Your expertise (must have)
- Fresh graduate or < 1 year of relevant experience (internships, projects, or part-time roles count).
- Solid SQL fundamentals (joins, aggregations, basic window functions).
- One programming language for analysis (preferably Python) with basic skills in:
- Data manipulation (tables/dataframes)
- Basic statistics (distributions, sampling intuition, confidence basics)
- Strong analytical thinking:
- Ability to define a problem, form hypotheses, validate data, and explain results.
- Strong attention to detail and commitment to accurate, reliable outputs.
- Ability to work effectively in a team-oriented environment.
Nice to have
- Exposure to data modeling concepts (star schema, slowly changing dimensions, metrics definition).

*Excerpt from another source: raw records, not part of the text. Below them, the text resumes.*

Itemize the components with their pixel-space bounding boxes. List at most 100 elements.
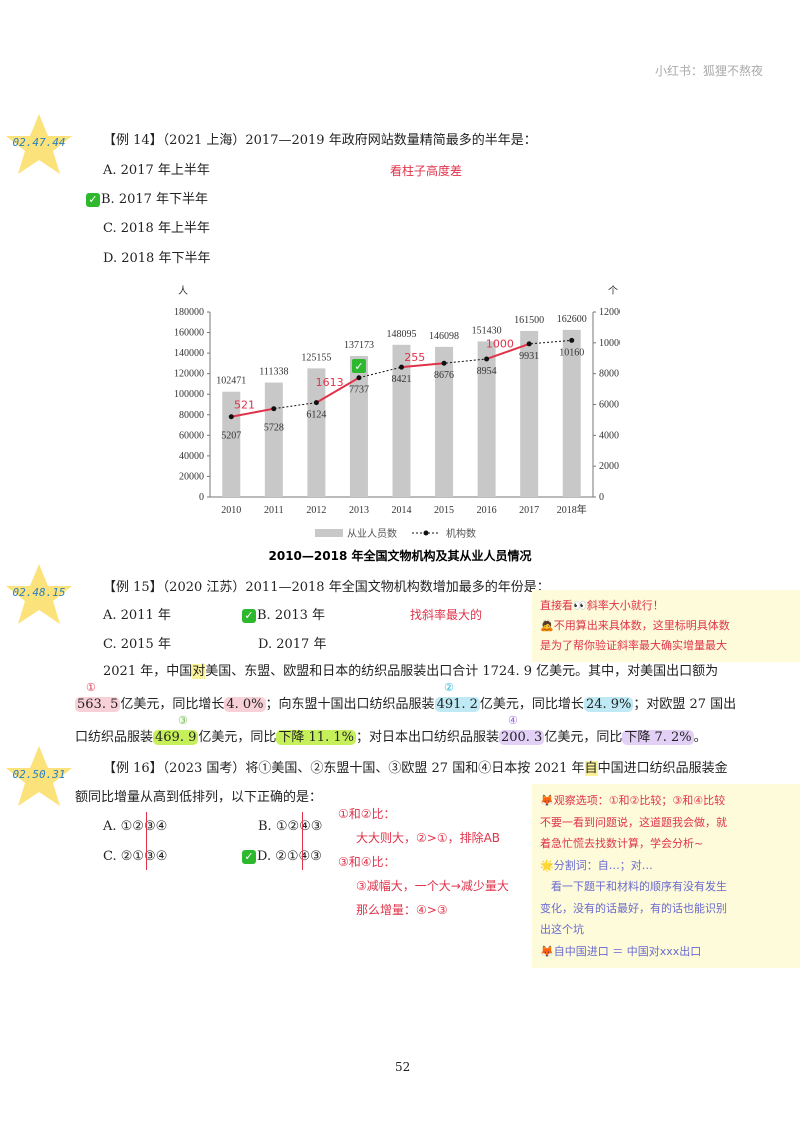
note-line: ③减幅大，一个大→减少量大 [356,879,509,893]
category-label: 2018年 [557,503,587,516]
question-stem: 【例 15】（2020 江苏）2011—2018 年全国文物机构数增加最多的年份… [103,580,550,595]
right-tick-label: 6000 [599,400,619,411]
check-icon: ✓ [242,608,256,623]
annotation-segment [401,362,445,369]
right-tick-label: 10000 [599,338,620,349]
line-point [526,341,532,347]
category-label: 2011 [264,505,284,516]
bar [477,341,496,497]
timestamp-badge: 02.47.44 [4,112,74,176]
tip-line: 🦊观察选项：①和②比较；③和④比较 [540,794,726,807]
timestamp-text: 02.48.15 [12,586,66,599]
left-tick-label: 100000 [174,389,204,400]
option-d[interactable]: D. 2018 年下半年 [103,251,211,266]
tip-line: 🦊自中国进口 ＝ 中国对xxx出口 [540,944,702,958]
handwritten-note: 找斜率最大的 [410,608,483,622]
right-unit: 个 [608,285,618,297]
legend-bar-label: 从业人员数 [347,527,397,540]
annotation-label: 255 [404,351,425,364]
left-tick-label: 80000 [179,410,204,421]
mark-1: ① [86,681,96,694]
option-d[interactable]: D. 2017 年 [258,637,327,652]
value-usa: 563. 5 [75,697,121,712]
line-series [231,339,572,418]
left-tick-label: 20000 [179,471,204,482]
timestamp-text: 02.50.31 [12,768,66,781]
line-value-label: 9931 [519,351,539,362]
bar-value-label: 161500 [514,315,544,326]
bar [222,391,241,497]
line-point [271,406,277,412]
text: 亿美元，同比增长 [479,697,584,712]
left-tick-label: 60000 [179,430,204,441]
chart-title: 2010—2018 年全国文物机构及其从业人员情况 [269,548,532,563]
option-c[interactable]: C. 2018 年上半年 [103,221,210,236]
text: 中国进口纺织品服装金 [597,761,728,776]
value-japan: 200. 3 [498,730,545,745]
left-unit: 人 [178,285,188,297]
left-tick-label: 40000 [179,451,204,462]
text: 口纺织品服装 [75,730,154,745]
bar [264,382,283,497]
bar [392,344,411,497]
option-b[interactable]: B. ①②④③ [258,819,323,834]
option-label: B. 2017 年下半年 [101,192,209,207]
note-line: ①和②比： [338,807,396,821]
bar-value-label: 146098 [429,331,459,342]
bar-value-label: 162600 [557,314,587,325]
check-mark: ✓ [354,360,363,373]
tip-line: 🙇不用算出来具体数，这里标明具体数 [540,619,730,632]
material-line-1: 2021 年，中国对美国、东盟、欧盟和日本的纺织品服装出口合计 1724. 9 … [103,664,718,679]
line-point [228,414,234,420]
tip-line: 着急忙慌去找数计算，学会分析~ [540,837,704,850]
handwritten-note: 看柱子高度差 [390,164,463,178]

- Familiarity with modern analytics stacks (dbt, BigQuery, Snowflake, Looker, PowerBI, Tableau) through coursework or projects.
- Experience creating AI-ready data assets (clean semantic layers, metric definitions, data contracts, documentation, and evaluation or sanity-check checklists) is a plus.
- Experience using AI assistants responsibly to accelerate analysis or analytics engineering work (for example, SQL drafting, code scaffolding, documentation).
- Experience with version control (Git) or basic software engineering practices.
- Understanding of event tracking and product analytics (funnels, cohorts, retention).
- Knowledge of responsible data handling (PII basics, access controls, safe sharing).
What success looks like
- You can independently produce a well-structured analysis with clear assumptions and validation steps.
- You contribute at least one reliable dataset or transformation that becomes a shared building block for analytics.
- Stakeholders can answer more questions with self-serve and AI-assisted exploration, with less back-and-forth.
- A key dataset or metric you built becomes usable through AI tools with consistent answers (validated against a source-of-truth definition).
- You can spot when results look off, debug quickly, and explain the root cause.